(CNN Student News) -- The price that your parents pay to fill up the family car is rising. Ever stop to think about what's behind the price at the pump? Here's a look at where the money goes when you buy a gallon of regular gasoline.
In many cases, companies like Exxon, Shell and BP actually pump the oil from the ground, refine it, market it and distribute it. To cover their other expenses and to make a profit for the company, they will charge more than the actual cost for all these services. By the time it makes it to your town, the local gas station owner will make only a few pennies per gallon.
(The percentages cited below, which are from the Energy Information Administration, may vary by month. This data is as of December 2010.)
Crude oil: Currently, this is the biggest portion of the consumer's cost of gas. About 68 percent of what you pay for each gallon goes to crude oil suppliers. This is determined largely by the Organization of Petroleum Exporting Countries, or OPEC. The amount of crude oil produced by OPEC determines the price of a barrel of oil.
Taxes: The U.S. government taxes gasoline, as do many state and local governments. On average, these taxes collectively account for 14 percent of the consumer's cost of gas per gallon. Gas prices vary from state to state primarily because of variances in taxes. In Europe, gas taxes are much higher, and so is the price of gasoline.
Refining: The cost of refining crude oil accounts for about 10 percent of the cost of a gallon of gas. Crude oil, or petroleum, must go through a refining process to turn it into useful products including gasoline. The stages of this process vary with the grade of gasoline or other kinds of products being created.
Distribution and marketing: Crude oil is transported to refineries, then its refined product, gasoline, is shipped from the refineries to distribution points and then to gas stations. Transportation costs are part of the price of gas. Oil companies that make gasoline are competing for consumers' dollars, so they market their brands to consumers. The companies promote, or advertise, their gasoline by advertising.

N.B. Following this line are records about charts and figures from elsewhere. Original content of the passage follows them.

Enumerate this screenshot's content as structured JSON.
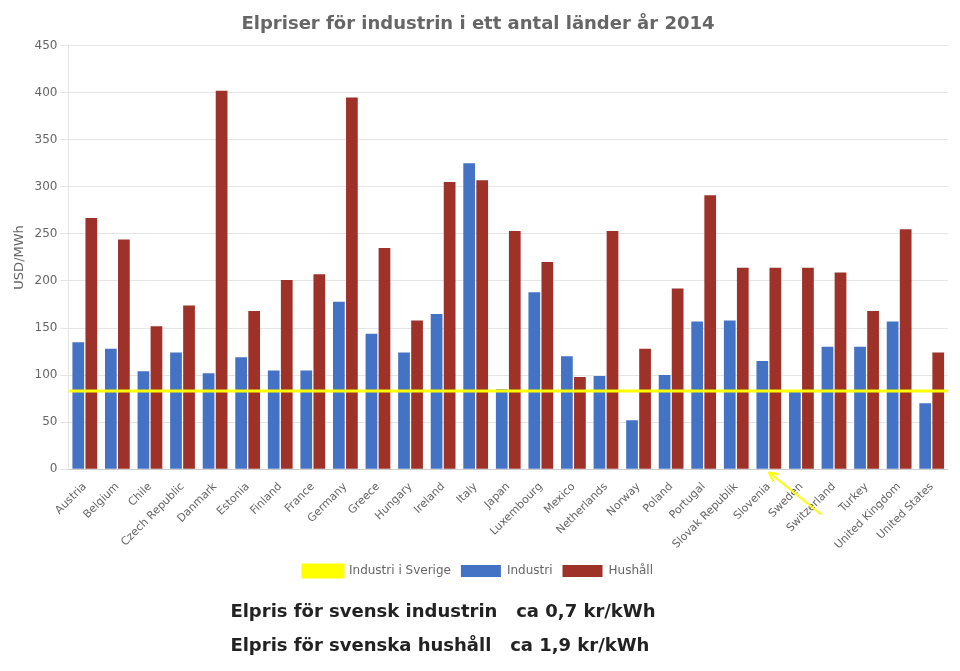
{
  "chart_data": {
    "type": "bar",
    "title": "Elpriser för industrin i ett antal länder år 2014",
    "ylabel": "USD/MWh",
    "categories": [
      "Austria",
      "Belgium",
      "Chile",
      "Czech Republic",
      "Danmark",
      "Estonia",
      "Finland",
      "France",
      "Germany",
      "Greece",
      "Hungary",
      "Ireland",
      "Italy",
      "Japan",
      "Luxembourg",
      "Mexico",
      "Netherlands",
      "Norway",
      "Poland",
      "Portugal",
      "Slovak Republik",
      "Slovenia",
      "Sweden",
      "Switzerland",
      "Turkey",
      "United Kingdom",
      "United States"
    ],
    "series": [
      {
        "name": "Industri",
        "color": "#4472C4",
        "values": [
          135,
          128,
          104,
          124,
          102,
          119,
          105,
          105,
          178,
          144,
          124,
          165,
          325,
          85,
          188,
          120,
          99,
          52,
          100,
          157,
          158,
          115,
          82,
          130,
          130,
          157,
          70
        ]
      },
      {
        "name": "Hushåll",
        "color": "#9E3128",
        "values": [
          267,
          244,
          152,
          174,
          402,
          168,
          201,
          207,
          395,
          235,
          158,
          305,
          307,
          253,
          220,
          98,
          253,
          128,
          192,
          291,
          214,
          214,
          214,
          209,
          168,
          255,
          124
        ]
      }
    ],
    "hlines": [
      {
        "name": "Industri i Sverige",
        "value": 83,
        "color": "#FFFF00"
      }
    ],
    "annotations": [
      {
        "text": "Elpris för svensk industrin   ca 0,7 kr/kWh"
      },
      {
        "text": "Elpris för svenska hushåll   ca 1,9 kr/kWh"
      },
      {
        "arrow_to": "Slovenia",
        "color": "#FFFF00"
      }
    ],
    "ylim": [
      0,
      450
    ],
    "yticks": [
      0,
      50,
      100,
      150,
      200,
      250,
      300,
      350,
      400,
      450
    ],
    "grid": true,
    "legend": "bottom"
  }
}
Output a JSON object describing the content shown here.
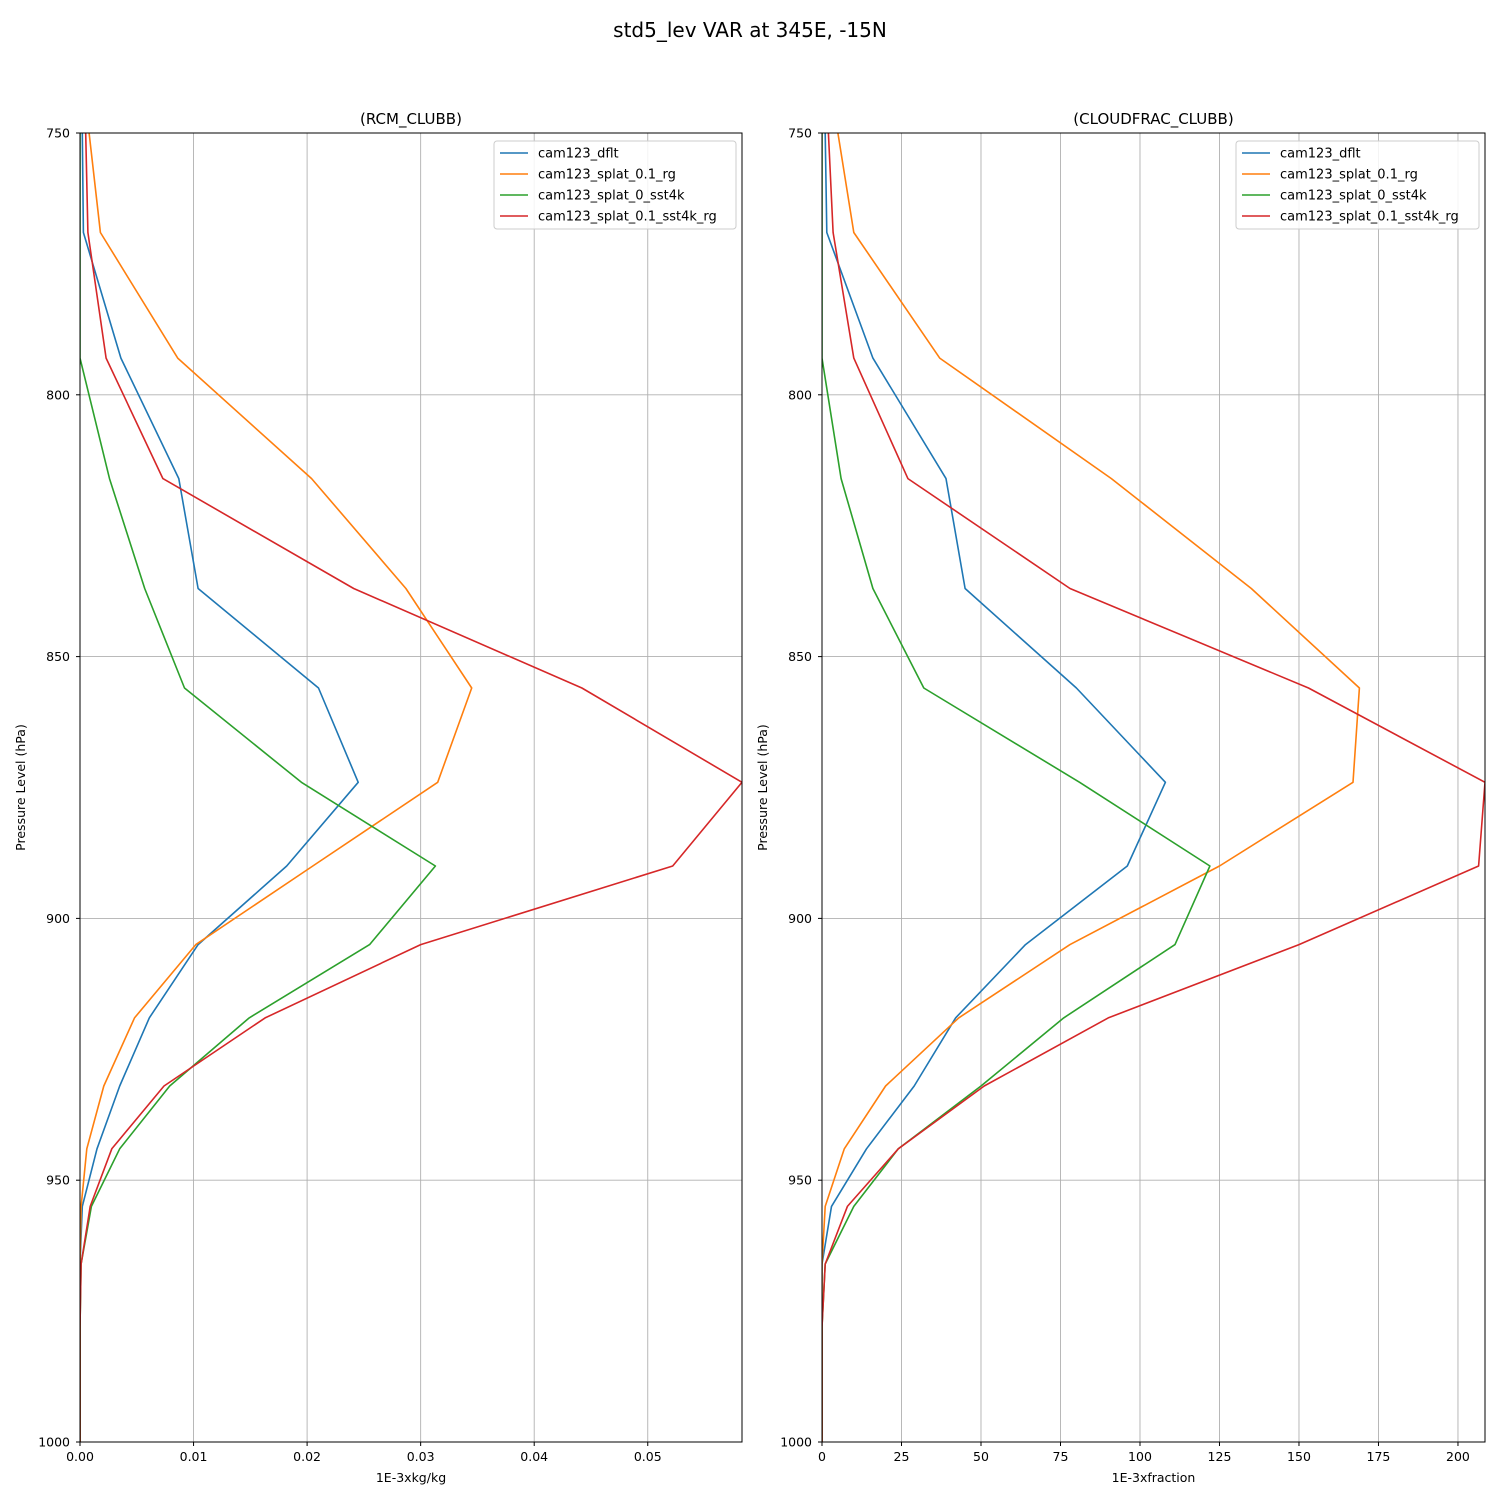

These advertising and distribution costs together account for about 8 percent of the price of a gallon of gas.
Other factors: The elements listed above all factor into the price of gasoline, but there are other contributing factors. One is seasonal demand. In warmer months, when families tend to travel more, the price of gasoline usually increases, because there is more of a demand for it. Geography can have an impact on the price of gasoline your family pays versus that your cousin's family pays in another part of the U.S. In general, the further you are from oil refineries, the higher price you'll pay for gasoline due to higher distribution costs. Competition among gas stations often has an impact on price. Have you ever seen three or four gas stations located near the same intersection? What might the others do if one station lowers its gas prices? Service stations, like other businesses, have to make a profit to survive, so they set their prices based on all the factors we mentioned plus whatever profit the market (and the law) will allow.